Zadowolony z wyniku oraz przebiegu meczu na Konwiktorskiej był trener zielono-niebiesko-czerwonych, Radosław Bella.

– Aspekt emocjonalny tego meczu był rewelacyjny – przyznał na konferencji prasowej 36-letni szkoleniowiec.

– Spotkały się dwie drużyny, które mają ogromny charakter, bo nie ukrywam, że chyba tylko trenerzy wiedzą, jak trudno jest podnieść drużynę po straconej bramce. My podnieśliśmy się po pierwszej straconej bramce, Polonia podnosiła się dwukrotnie. Uważam, że moja drużyna wygrała mecz z „Czarnymi koszulami” przede wszystkim charakterem. Zapewniam, że Miedź Legnica ma ogromny charakter, bo nad aspektem mentalnym bardzo mocno pracujemy.
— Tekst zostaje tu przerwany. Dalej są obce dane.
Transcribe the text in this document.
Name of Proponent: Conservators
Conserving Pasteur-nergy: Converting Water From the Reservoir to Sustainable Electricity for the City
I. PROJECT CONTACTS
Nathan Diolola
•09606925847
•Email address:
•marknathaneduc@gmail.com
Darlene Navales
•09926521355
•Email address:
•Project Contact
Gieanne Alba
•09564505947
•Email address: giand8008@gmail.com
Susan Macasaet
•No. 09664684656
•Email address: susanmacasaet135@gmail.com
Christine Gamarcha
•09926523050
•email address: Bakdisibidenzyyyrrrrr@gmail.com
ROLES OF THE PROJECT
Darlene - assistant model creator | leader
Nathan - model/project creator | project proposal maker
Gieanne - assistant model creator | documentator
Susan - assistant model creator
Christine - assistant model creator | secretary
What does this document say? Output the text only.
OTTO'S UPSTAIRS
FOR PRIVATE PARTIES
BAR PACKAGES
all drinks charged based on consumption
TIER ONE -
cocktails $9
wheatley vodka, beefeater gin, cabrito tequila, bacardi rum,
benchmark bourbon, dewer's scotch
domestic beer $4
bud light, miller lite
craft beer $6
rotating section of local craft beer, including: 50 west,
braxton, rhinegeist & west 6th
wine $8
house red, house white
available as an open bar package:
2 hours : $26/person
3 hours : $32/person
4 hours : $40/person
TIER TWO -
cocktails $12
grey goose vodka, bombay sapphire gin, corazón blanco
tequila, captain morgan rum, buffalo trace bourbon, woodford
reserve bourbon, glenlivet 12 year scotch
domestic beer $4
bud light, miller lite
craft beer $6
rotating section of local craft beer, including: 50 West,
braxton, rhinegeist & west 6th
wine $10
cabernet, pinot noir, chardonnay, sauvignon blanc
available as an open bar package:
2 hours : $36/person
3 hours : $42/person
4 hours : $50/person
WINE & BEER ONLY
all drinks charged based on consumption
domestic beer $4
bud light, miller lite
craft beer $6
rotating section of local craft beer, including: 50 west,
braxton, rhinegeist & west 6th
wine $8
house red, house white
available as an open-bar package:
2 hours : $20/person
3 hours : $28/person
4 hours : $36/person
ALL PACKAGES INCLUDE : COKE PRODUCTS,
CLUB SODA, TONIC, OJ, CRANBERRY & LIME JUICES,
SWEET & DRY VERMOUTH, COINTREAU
Nawet jak Polonia momentami miała przewagę i było niebezpiecznie, to potrafiliśmy ten mecz wybronić, co – uważam – jest bardzo trudną sztuką. Teraz my wygraliśmy, kiedy indziej wygra Polonia, ale to był futbol, jaki wszyscy chcemy oglądać. Postarzałem się o dziesięć lat, ale dobrze się bawiłem. Niezależnie od wyniku musimy grać futbol, na który ludzie chcą chodzić i który chcą oglądać.

Znowu zero z tyłu?

W najbliższą niedzielę, 20 sierpnia, o godzinie 15.00 na Stadionie im. Orła Białego Miedź zmierzy się ze Stalą Rzeszów, która w poprzednich czterech spotkaniach zainkasowała zaledwie jeden punkt. Nie znaczy to jednak, że gospodarzy czeka spacerek, a jedyną niewiadomą będą rozmiary ich zwycięstwa. „Miedzianka” w dwóch poprzednich meczach na własnym boisku nie straciła gola (1:0 z GKS-em Katowice i 0:0 z Górnikiem Łęczna), ale strzeliła tylko jedną bramkę. Czy i tym razem bramkarz „Miedzianki” zachowa czyste konto?


Na zdjęciu: Napastnik Miedzi Krzysztof Drzazga (z prawej) potrzebował zaledwie dwóch minut pobytu na boisku, by strzelić gola dla swojej drużyny.